Four Things We Can Learn About Content Creation From Kim Kardashian:

  1. Create content that is valuable. Hey, Kim’s app Kim Kardashian: Hollywood may not be my bag, but millions actively engage with it. She launched it years ago as people wanted more and more access to her and monetarily captured some of her first fans that way. 
  2. Always have a call to action. Part of Kim being able to monetize people’s interest was to have something she could steer them to. The sell piece started subtle with the Kardashian/Jenners and they’ve continuously leveled up. If you ever watch shows like Ellen or Jimmy Fallon, the celebrities on the show are usually promoting something- their new movie, a new makeup line, a decor line at Target, etc.

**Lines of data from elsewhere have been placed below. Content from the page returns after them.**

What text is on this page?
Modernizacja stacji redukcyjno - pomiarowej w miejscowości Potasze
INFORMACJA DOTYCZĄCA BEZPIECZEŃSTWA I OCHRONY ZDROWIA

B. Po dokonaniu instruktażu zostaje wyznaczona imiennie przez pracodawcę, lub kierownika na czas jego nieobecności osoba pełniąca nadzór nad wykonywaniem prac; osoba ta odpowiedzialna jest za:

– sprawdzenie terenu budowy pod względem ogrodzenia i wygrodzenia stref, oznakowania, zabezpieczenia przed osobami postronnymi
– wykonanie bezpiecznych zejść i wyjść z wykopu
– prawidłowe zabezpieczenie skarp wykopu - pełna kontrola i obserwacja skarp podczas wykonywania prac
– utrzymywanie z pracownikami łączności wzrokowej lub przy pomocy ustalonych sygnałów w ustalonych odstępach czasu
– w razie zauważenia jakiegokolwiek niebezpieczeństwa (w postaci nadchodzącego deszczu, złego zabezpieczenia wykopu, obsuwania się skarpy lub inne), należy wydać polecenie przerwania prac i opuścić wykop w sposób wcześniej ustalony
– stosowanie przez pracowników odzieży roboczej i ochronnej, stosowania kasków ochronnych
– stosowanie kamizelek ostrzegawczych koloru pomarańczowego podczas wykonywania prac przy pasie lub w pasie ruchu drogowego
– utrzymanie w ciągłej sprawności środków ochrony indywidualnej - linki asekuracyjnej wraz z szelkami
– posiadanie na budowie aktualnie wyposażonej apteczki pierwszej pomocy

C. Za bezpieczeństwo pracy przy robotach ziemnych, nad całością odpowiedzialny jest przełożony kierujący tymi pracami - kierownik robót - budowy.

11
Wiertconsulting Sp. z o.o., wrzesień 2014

  3. Create streams of revenue around the content in unique ways. Last year Kim debuted ScreenShop that allows people to easily search online retail options of fashion in screenshots
  4. Leverage, leverage, leverage. Kim debuts a product, Kylie debuts a Kim-partnered product, Kanye debuts his fashion line by Kim wearing the clothes in paparazzi photos. 

The Kardashians entered the reality tv scene around the same time as many others that we no long pay any attention to. What’s made them stand the test of time (and make hundreds of millions of dollars in the process) is their master-level content creation and seemingly endless ability to leverage. Other businesses can take note and learn from these strategies to grow revenues or increase visibility, even if our own personal values contrast with those of the Kardashians.